JOB-SPECIFIC SUPPORT FILES
    Starting at step 3 of the preceding execution breakdown, seram creates
    in a private working directory (usually $FERRETBANK/Jobs) four files
    that are a snapshot of the state of the current processing. These files
    can be used if the script is killed and the user wants to restart
    the processing. The "seram.restart.*" file contains the command(s)
    necessary to restart everything. The "seram.script.*" file contains
    a copy of the script template exactly as supplied by the -f
    command line argument, the "seram.data.*" file contains
    to-be-processed sequence specifications (which may not be
    exactly like the sequences_file originally supplied in argument
    since some sequences may have been processed already) and the
    "seram.info.*" file contain relevant textual information about the
    job (this file is mostly used by badger(1)).

KILLING SERAM
    A seram job can be cleanly killed by removing the "seram.info.*" file
    related to that job.

REPORTING
    If sequences are still expected after 24 hours, seram will report
    that to the user by sending her/him an e-mail message. Also, any
    sequence specification which resulted in an error will be reported
    the same way. When the job completes, a final report with information
    regarding all correctly and incorrectly processed specification will be
    sent. If an serious error occurs, then a FATAL error message will be
    sent to both the user who submitted the job and to the OPERATOR,
    as defined by the ferret(1) configuration file.

EXAMPLE
    Here is an example of a working seram invocation.
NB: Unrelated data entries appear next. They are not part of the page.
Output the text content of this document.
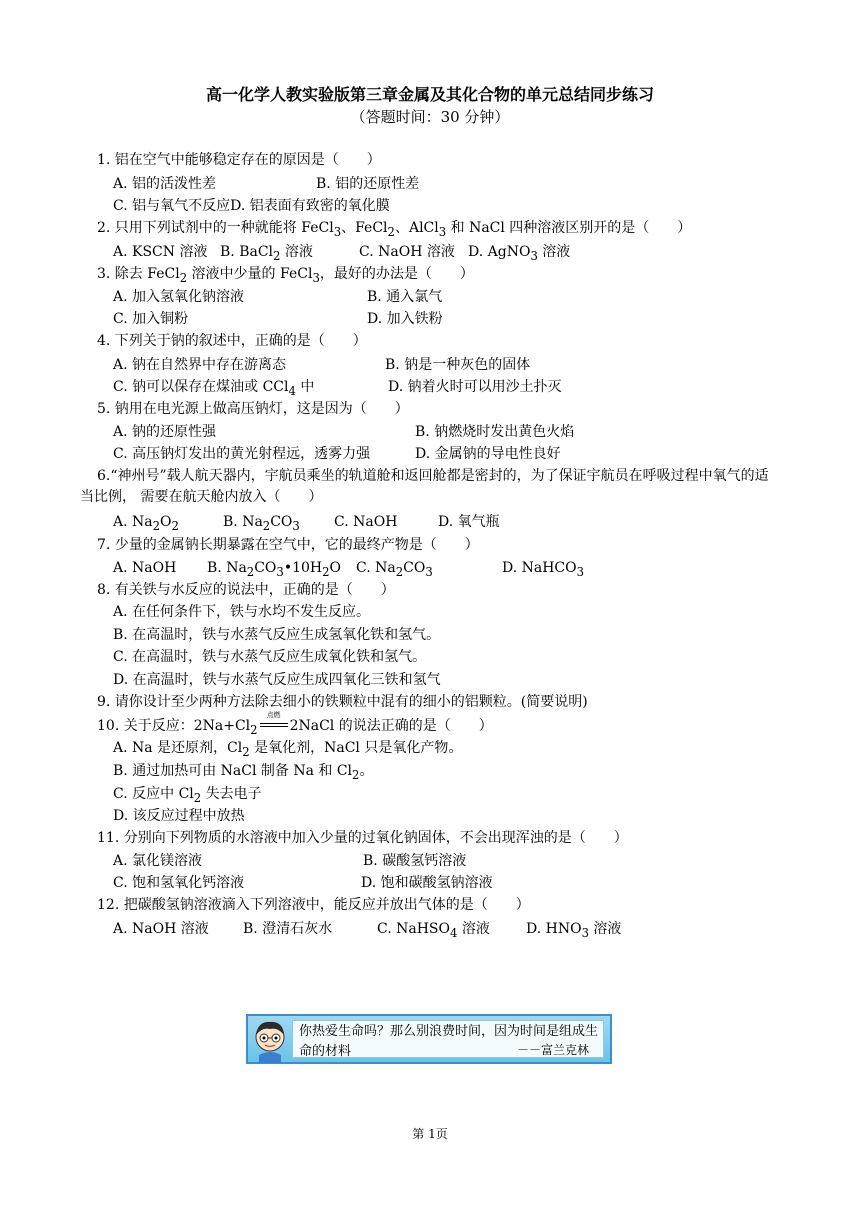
高一化学人教实验版第三章金属及其化合物的单元总结同步练习
（答题时间：30 分钟）
1. 铝在空气中能够稳定存在的原因是（　　）
A. 铝的活泼性差	B. 铝的还原性差
C. 铝与氧气不反应D. 铝表面有致密的氧化膜
2. 只用下列试剂中的一种就能将 FeCl$_3$、FeCl$_2$、AlCl$_3$ 和 NaCl 四种溶液区别开的是（　　）
A. KSCN 溶液 B. BaCl$_2$ 溶液	C. NaOH 溶液 D. AgNO$_3$ 溶液
3. 除去 FeCl$_2$ 溶液中少量的 FeCl$_3$，最好的办法是（　　）
A. 加入氢氧化钠溶液	B. 通入氯气
C. 加入铜粉	D. 加入铁粉
4. 下列关于钠的叙述中，正确的是（　　）
A. 钠在自然界中存在游离态	B. 钠是一种灰色的固体
C. 钠可以保存在煤油或 CCl$_4$ 中	D. 钠着火时可以用沙土扑灭
5. 钠用在电光源上做高压钠灯，这是因为（　　）
A. 钠的还原性强	B. 钠燃烧时发出黄色火焰
C. 高压钠灯发出的黄光射程远，透雾力强	D. 金属钠的导电性良好
6.“神州号”载人航天器内，宇航员乘坐的轨道舱和返回舱都是密封的，为了保证宇航员在呼吸过程中氧气的适当比例， 需要在航天舱内放入（　　）
A. $Na_2O_2$	B. $Na_2CO_3$ C. NaOH	D. 氧气瓶
7. 少量的金属钠长期暴露在空气中，它的最终产物是（　　）
A. NaOH B. $Na_2CO_3•10H_2O$ C. $Na_2CO_3$	D. NaHCO$_3$
8. 有关铁与水反应的说法中，正确的是（　　）
A. 在任何条件下，铁与水均不发生反应。
B. 在高温时，铁与水蒸气反应生成氢氧化铁和氢气。
C. 在高温时，铁与水蒸气反应生成氧化铁和氢气。
D. 在高温时，铁与水蒸气反应生成四氧化三铁和氢气
9. 请你设计至少两种方法除去细小的铁颗粒中混有的细小的铝颗粒。(简要说明)
10. 关于反应：$2Na+Cl_2$
点燃
2NaCl 的说法正确的是（　　）
A. Na 是还原剂，$Cl_2$ 是氧化剂，NaCl 只是氧化产物。
B. 通过加热可由 NaCl 制备 Na 和 $Cl_2$。
C. 反应中 $Cl_2$ 失去电子
D. 该反应过程中放热
11. 分别向下列物质的水溶液中加入少量的过氧化钠固体，不会出现浑浊的是（　　）
A. 氯化镁溶液	B. 碳酸氢钙溶液
C. 饱和氢氧化钙溶液	D. 饱和碳酸氢钠溶液
12. 把碳酸氢钠溶液滴入下列溶液中，能反应并放出气体的是（　　）
A. NaOH 溶液 B. 澄清石灰水	C. NaHSO$_4$ 溶液	D. $HNO_3$ 溶液
你热爱生命吗？那么别浪费时间，因为时间是组成生
命的材料	－－富兰克林
第 1页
Let scriptfile
    be this:

        ---- Begin scriptfile ----
        #!/bin/sh
        # This is a bourne shell script which send a sequence to a user.
        if [ "{}" = \{\} ] ; then
            cat | mail -s ScriptOutput username      # Seq via stdin
        else
            cat "{}" | mail -s ScriptOutput username # Seq file replaces {}
        fi
        ---- End scriptfile ----

    and sequences_file contains this:

        ---- Begin sequences_file ----
        # A seqspec file
        F-/usr/local/ferretbank/human-complete-genome
        F-human-mitochondrial-genome
        S-emb|X54252|MTCE C. elegans complete mitochondrial genome
        ---- End sequences_file ----

    When seram is invoked as "seram -f scriptfile -s sequences_file -r",
    the script will be run three times for the three sequences,
    with the possibility that seram will have to wait for the third sequence
    to be retrieved by ferret(1).

    When seram is invoked as "seram -f scriptfile -s sequences_file -R",
    the script will wait until the third sequence is received by
    ferret(1) and THEN run the script once with the three sequences
    files concatenated.

    Note that this script is made to work both with or without the
    -I option of seram; when run it will detect if the sequence is
    supplied via stdin or through a filename substituted in it's body.
    
FILES
    scriptfile                 Supplied as argument.
    sequences_file             Supplied as argument.
    $PERLLIB/ogmp/ferret.conf  A configuration file where many absolute
                               paths are defined. $PERLLIB is the standard
                               perl library path.
    $FERRETBANK/               The directory where ferret(1) stores sequences.
    $FERRETBANK/Reports        The directory where ferret(1) stores reports.
    $FERRETBANK/Support/INDEX  Index of sequences/reports.
    $FERRETBANK/Jobs/          A working directory where the seram.xxx.yyy.zz
                               files are created.
    seram.info.$USER.$PID      Main info related to job
    seram.data.$USER.$PID      List of sequences specifications
    seram.script.$USER.$PID    Script to be run for each/all sequences
    seram.restart.$USER.$PID   Small script used to restart this job.

BUGS
    seram is dependant on ferret(1); if ferret doesn't properly update the
    INDEX file, seram may wait for sequences indefinitely. The tool
    badger(1) can be used to monitor (and cancel) seram jobs that have
    been running for too long, or to restart killed seram jobs.

SEE ALSO
    ferret(1), badger(1)

AUTHORS
    Pierre Rioux,
    Tim Littlejohn (Project Management)
    Organelle Genome Megasequencing Program, March 1994, January 1995.